Monday, January 25, 2010

The Conversion of St Paul


Acts 9:1-22 / Matthew 19:27-29

We are not altogether comfortable with the story of the conversion of St Paul. Indeed, we are decidedly of two minds about stories of conversion in general. On the one hand, we are very much fond of stories in which the persecutor has a change of heart, in which he is not defeated, but won over. To move from breathing threats of slaughter to having left all and followed the Way, becoming the most storied, respected, and influential witness to the Gospel — that is a story even unbelievers can appreciate. Even children not versed in the sacred Scriptures have heard the echo of Paul's conversion to Christ in the person of Dr Seuss' Grinch. It is a story we applaud, and with good reason.

We are no doubt all the more likely to find Paul's conversion hopeful in these recent and troubled times. The kind of zealot who delights to find any men or women belonging to the Way that he might bring them in bonds to Jerusalem is precisely the kind of religious believer most distasteful to us. We have seen and had enough of zeal which puts men and women in chains, which tears their very limbs apart with heartless calculation. To find someone happy to see the pain in those who belief is other than his own able, and by a short and radical turnabout, to become one of the very people he had despised — to hear this story and know it is true reminds us that, however grim the purveyors of credal and confessional violence may be, even they are not beyond the power of sovereign love to restore.

Yet, while we applaud the tale so far, its aftermath leaves the contemporary mind more than a tad disappointed. Were we to write the story, Paul would move from the position of intolerance and exclusivity rooted in violent oppression to tolerance and radical inclusion rooted in open dialogue and a solidarity grounded in diversity. However, that is not quite what we see. To be sure, the violence is gone. Whatever violence Paul comes to know in his following of Christ is only that which others inflict upon him, never what he brings upon others. Likewise, there is in the converted Paul a kind of radical inclusivity — without failing once to be a zealous lover of the Torah, Paul also becomes just as willing to identify, even to live, as a Gentile among the Gentiles. His boast is in the Cross of Christ, not the Torah, in the blood of Christ which draws the two so long apart into one, not in the Law that divides.

Even so, Paul's new mission as one converted is unambiguously one that seeks to convert. Paul does not merely share in his own personal encounter with Christ and declare how that encounter was true for him, exhorting others to find their own truths, their own encounters. No, Paul after his conversion is unequivocally partisan for Christ and his Gospel. The inclusion he preaches is not one that leaves others alone, free to imagine that God has a way to himself different for each people and each person, so that some may choose to come to him apart from his Incarnate Word. Rather, Paul's message is clear: Saul grew all the stronger and confounded the Jews who were living in Damascus, proving that this is the Christ.

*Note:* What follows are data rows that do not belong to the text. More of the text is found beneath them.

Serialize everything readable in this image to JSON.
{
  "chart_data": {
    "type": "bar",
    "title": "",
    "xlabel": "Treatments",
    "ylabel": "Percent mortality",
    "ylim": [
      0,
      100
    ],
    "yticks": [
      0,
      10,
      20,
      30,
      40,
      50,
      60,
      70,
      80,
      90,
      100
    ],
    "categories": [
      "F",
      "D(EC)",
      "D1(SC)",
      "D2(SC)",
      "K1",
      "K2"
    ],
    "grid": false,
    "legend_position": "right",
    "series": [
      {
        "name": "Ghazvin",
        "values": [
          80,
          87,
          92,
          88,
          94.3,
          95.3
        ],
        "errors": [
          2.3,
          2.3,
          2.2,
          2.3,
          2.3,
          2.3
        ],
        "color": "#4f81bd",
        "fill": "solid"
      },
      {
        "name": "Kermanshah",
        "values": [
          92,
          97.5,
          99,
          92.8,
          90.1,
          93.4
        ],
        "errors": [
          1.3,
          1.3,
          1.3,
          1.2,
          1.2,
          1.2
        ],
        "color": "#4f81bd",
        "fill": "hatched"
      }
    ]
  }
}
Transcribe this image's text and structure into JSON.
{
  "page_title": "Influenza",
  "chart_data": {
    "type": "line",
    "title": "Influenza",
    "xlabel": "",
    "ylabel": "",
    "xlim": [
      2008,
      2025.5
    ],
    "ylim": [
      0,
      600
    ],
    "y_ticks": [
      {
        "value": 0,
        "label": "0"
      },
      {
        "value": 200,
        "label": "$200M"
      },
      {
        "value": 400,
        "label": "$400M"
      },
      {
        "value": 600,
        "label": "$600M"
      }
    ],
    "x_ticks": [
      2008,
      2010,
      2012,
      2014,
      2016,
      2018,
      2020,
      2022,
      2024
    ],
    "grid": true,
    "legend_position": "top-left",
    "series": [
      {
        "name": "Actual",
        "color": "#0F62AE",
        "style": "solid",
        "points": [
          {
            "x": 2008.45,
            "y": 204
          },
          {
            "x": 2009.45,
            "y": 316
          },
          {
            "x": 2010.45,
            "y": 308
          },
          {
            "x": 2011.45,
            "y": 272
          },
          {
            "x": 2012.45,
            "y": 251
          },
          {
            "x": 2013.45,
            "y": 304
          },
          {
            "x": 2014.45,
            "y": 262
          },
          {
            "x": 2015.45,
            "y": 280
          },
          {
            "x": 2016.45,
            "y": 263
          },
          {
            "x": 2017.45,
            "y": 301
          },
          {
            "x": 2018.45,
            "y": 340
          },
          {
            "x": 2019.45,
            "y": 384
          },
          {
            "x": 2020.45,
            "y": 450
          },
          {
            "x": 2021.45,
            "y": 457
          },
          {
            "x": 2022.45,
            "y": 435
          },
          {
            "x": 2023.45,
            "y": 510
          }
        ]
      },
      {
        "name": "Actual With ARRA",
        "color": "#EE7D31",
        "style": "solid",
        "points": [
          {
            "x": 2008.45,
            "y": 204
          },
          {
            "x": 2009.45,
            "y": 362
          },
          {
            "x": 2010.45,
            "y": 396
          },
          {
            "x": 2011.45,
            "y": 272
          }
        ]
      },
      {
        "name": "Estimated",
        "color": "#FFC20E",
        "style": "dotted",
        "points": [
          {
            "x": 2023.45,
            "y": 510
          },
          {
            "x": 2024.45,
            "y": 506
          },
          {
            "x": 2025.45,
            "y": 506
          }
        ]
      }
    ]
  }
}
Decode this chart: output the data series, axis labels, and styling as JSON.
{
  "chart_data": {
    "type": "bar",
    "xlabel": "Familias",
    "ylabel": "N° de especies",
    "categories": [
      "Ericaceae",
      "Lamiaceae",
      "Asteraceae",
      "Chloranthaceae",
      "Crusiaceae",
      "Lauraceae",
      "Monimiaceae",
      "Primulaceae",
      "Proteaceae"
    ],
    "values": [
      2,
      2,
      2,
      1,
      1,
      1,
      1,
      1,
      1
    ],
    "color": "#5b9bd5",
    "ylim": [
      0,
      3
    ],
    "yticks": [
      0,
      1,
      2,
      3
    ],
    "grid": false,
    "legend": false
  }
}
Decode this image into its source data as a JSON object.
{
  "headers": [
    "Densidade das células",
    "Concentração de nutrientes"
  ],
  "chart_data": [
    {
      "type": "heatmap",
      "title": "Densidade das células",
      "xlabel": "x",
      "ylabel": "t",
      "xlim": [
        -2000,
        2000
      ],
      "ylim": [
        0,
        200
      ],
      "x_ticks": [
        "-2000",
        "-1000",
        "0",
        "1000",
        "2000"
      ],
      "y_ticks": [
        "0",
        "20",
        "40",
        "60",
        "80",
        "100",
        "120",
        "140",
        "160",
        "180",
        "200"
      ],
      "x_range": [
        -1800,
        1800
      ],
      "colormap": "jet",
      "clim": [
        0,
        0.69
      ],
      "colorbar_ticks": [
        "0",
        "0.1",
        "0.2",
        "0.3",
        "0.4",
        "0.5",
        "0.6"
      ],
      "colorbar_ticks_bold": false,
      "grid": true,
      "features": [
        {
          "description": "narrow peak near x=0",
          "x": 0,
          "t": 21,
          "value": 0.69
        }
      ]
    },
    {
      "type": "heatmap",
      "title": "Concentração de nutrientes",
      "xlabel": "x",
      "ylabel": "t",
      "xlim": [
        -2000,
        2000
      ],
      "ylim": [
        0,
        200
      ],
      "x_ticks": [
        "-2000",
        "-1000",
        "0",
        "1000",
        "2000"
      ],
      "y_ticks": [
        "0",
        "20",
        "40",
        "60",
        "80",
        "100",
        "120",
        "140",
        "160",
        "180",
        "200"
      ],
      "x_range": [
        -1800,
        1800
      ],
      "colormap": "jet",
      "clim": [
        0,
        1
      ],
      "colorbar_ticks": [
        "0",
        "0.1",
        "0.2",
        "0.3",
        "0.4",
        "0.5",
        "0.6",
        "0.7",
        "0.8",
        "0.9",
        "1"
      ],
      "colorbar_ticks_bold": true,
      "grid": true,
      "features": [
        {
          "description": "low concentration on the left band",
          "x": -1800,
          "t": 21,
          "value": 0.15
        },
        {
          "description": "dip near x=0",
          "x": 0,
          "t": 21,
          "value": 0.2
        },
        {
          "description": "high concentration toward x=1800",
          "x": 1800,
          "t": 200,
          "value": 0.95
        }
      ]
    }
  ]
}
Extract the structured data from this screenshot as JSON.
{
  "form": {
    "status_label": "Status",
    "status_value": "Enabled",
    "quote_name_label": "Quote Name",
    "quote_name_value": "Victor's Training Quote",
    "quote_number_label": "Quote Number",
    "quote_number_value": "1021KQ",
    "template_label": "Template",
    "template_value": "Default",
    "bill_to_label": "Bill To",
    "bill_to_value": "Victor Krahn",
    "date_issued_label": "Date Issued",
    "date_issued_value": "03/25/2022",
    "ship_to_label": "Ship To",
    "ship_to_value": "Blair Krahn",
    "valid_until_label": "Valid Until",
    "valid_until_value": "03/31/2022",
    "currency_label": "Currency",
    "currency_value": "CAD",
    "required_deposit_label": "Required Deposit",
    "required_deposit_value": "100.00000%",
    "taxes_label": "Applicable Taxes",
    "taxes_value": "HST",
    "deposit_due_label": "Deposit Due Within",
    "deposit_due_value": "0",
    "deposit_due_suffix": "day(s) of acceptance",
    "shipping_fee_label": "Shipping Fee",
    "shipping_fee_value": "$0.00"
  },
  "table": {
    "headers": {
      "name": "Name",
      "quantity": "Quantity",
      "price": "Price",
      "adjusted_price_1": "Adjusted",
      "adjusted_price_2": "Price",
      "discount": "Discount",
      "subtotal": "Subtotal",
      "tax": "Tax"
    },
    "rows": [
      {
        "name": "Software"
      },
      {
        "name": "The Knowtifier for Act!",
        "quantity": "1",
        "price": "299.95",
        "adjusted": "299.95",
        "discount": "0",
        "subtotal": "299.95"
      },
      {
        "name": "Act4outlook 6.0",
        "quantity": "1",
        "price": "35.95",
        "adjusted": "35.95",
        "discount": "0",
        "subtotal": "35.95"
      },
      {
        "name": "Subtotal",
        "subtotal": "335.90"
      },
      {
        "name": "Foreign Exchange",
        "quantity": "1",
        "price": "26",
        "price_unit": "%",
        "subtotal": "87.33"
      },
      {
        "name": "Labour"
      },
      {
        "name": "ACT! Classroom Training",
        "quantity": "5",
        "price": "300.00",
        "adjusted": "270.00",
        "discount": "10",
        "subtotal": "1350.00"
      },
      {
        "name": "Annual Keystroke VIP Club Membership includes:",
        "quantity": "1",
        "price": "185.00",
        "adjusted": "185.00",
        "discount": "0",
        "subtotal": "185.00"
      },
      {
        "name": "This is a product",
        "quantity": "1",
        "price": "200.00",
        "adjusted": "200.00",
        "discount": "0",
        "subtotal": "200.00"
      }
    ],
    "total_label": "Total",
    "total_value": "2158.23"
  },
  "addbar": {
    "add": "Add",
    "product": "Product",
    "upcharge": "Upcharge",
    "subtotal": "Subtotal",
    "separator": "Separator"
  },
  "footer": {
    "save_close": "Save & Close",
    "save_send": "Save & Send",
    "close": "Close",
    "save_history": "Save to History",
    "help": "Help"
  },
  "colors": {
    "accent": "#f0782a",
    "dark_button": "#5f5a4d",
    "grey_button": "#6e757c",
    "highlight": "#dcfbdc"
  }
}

Ultimately, the truth never excludes. We are, all of us, made to know and love the Truth. Even so, we can most certainly divide ourselves from what is true. To reject what is true, stubbornly to cling to what is wholly true as though it were the whole truth or true of the whole — this is the stance that divides. Yet, Christ is Truth, he is Truth Incarnate, and so there is no teaching so correct, no piety so laudable, no ethic so righteous that it can excuse the rejection of the Word made flesh. There are, then, many paths, many ways which lead us further and further from the Way, and whose travellers benefit not at all from their journeys. All the same, there is no path so perilous, no way so crooked, that Jesus Christ will not haste his way along it to meet his wayward sheep. That is the hope we have in the conversion of St Paul. That is the hope we have in the Way who is at once our Lord and our Friend, Jesus, who is the Christ promised from before all ages.